Fraas's lizard
- Conservation status: Endangered (IUCN 3.1)

Scientific classification
- Kingdom: Animalia
- Phylum: Chordata
- Class: Reptilia
- Order: Squamata
- Family: Lacertidae
- Genus: Parvilacerta
- Species: P. fraasii
- Binomial name: Parvilacerta fraasii (Lehrs, 1910)
- Synonyms: Lacerta fraasii Lehrs, 1910; Lacerta (Parvilacerta) fraasii — Harris et al., 1998; Parvilacerta fraasii — Bischoff, 2005;

= Fraas's lizard =

- Genus: Parvilacerta
- Species: fraasii
- Authority: (Lehrs, 1910)
- Conservation status: EN
- Synonyms: Lacerta fraasii , Lehrs, 1910, Lacerta (Parvilacerta) fraasii , — Harris et al., 1998, Parvilacerta fraasii , — Bischoff, 2005

Species of lizard

Fraas's lizard (Parvilacerta fraasii) is a species of lizard in the family Lacertidae.

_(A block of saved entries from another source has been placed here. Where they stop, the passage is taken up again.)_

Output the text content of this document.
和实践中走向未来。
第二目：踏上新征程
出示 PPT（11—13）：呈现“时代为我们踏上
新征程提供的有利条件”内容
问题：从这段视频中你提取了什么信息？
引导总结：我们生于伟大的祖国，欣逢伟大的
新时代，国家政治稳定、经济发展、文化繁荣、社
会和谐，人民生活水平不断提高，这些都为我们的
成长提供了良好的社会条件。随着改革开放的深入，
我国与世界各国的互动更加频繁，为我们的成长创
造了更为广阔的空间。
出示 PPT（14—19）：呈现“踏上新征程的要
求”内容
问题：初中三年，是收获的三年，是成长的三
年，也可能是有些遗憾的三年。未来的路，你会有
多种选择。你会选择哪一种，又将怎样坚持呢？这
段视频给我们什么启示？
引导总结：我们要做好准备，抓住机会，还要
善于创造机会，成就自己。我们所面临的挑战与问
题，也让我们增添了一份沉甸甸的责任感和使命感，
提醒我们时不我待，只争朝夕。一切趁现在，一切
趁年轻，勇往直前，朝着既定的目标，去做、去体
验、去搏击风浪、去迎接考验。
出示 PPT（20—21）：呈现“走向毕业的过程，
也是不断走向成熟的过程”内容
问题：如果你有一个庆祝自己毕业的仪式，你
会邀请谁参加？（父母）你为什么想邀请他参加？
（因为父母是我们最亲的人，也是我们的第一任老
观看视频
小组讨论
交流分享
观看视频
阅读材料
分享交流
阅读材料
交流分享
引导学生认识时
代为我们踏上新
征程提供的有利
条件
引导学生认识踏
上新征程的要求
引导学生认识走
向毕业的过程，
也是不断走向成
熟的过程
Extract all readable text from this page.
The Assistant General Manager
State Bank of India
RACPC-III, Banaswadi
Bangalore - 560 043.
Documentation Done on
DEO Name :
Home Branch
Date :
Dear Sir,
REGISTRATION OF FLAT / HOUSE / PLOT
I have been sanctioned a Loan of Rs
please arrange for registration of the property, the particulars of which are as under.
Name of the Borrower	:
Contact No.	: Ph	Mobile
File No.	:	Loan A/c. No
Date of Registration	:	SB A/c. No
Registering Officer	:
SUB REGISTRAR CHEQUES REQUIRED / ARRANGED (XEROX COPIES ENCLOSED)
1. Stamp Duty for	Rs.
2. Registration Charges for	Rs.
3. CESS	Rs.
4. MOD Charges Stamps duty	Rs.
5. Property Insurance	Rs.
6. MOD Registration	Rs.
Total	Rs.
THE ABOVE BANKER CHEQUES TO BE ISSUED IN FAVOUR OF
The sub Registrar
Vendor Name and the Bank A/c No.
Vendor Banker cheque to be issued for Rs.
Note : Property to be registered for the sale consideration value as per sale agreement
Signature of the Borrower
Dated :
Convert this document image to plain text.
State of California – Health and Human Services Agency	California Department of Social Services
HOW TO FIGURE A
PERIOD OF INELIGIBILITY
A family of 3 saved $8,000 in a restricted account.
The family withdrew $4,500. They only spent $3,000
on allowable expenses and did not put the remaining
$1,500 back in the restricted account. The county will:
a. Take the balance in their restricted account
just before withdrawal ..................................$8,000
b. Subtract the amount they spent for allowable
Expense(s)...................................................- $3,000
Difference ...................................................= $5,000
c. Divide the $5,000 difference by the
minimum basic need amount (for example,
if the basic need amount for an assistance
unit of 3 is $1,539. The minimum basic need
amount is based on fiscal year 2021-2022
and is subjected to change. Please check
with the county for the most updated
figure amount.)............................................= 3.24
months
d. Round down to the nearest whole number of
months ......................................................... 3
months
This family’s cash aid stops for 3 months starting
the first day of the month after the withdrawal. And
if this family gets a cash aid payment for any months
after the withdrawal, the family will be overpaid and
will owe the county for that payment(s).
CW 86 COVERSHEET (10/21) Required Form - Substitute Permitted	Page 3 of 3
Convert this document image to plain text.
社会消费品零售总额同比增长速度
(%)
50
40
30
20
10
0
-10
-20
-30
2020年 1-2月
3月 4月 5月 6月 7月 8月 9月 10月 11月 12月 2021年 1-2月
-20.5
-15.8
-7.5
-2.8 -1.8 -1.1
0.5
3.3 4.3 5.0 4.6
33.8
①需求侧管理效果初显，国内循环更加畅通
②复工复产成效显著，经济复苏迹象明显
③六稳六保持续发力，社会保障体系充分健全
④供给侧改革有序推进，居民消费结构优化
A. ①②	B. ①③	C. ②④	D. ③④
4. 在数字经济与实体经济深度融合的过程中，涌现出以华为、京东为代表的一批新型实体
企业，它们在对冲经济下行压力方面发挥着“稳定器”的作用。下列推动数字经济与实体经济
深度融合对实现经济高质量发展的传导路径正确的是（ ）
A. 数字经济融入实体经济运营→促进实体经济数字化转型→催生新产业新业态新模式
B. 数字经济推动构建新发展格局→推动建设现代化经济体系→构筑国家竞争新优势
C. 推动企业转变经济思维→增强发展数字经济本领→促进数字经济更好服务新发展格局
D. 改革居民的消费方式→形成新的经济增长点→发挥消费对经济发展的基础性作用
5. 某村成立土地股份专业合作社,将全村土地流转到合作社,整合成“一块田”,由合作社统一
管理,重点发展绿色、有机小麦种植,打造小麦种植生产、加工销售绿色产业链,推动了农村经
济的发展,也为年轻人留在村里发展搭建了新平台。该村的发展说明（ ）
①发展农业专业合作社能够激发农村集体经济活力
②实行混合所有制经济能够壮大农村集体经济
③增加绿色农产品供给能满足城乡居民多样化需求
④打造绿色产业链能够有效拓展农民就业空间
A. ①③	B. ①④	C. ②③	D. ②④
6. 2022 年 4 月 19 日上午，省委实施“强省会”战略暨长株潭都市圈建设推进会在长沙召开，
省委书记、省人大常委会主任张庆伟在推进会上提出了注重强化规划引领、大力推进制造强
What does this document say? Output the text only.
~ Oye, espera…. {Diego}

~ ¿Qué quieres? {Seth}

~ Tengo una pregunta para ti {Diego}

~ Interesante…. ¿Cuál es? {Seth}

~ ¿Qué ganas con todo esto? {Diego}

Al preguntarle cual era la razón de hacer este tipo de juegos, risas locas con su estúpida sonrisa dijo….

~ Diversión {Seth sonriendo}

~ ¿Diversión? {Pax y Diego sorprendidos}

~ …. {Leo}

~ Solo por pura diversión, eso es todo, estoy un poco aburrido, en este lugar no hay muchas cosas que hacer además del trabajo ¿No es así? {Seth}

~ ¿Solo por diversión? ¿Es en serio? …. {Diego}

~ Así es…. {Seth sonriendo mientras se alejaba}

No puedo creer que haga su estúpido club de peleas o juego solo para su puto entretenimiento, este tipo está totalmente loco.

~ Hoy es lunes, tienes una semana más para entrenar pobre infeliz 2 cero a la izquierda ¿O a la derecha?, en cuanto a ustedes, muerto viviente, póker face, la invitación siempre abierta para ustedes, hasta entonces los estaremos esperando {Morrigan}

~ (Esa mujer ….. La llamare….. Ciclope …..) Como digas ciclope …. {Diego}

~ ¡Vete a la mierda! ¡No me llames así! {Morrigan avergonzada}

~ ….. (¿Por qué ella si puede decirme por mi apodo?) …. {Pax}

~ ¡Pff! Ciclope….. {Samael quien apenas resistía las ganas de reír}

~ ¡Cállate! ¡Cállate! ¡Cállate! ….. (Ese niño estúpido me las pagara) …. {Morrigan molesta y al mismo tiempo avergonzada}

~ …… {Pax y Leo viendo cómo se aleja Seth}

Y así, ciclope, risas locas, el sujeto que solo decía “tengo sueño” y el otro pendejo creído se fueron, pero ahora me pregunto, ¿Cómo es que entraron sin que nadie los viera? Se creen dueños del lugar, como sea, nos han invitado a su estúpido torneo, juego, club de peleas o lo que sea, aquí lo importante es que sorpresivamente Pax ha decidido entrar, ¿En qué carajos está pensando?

The species is native to Lebanon.

==Etymology==
The specific name, fraasii, is in honor of German paleontologist Eberhard Fraas.

==Geographic range==
P. fraasii is found in Lebanon and possibly Syria.

==Habitat==
The natural habitat of P. fraasii is rocky areas, at altitudes of 1,800–2,400 m.

==Reproduction==
P. fraasii is oviparous. Clutch size is three or four eggs.

==Conservation status==
P. fraasii is threatened by habitat loss.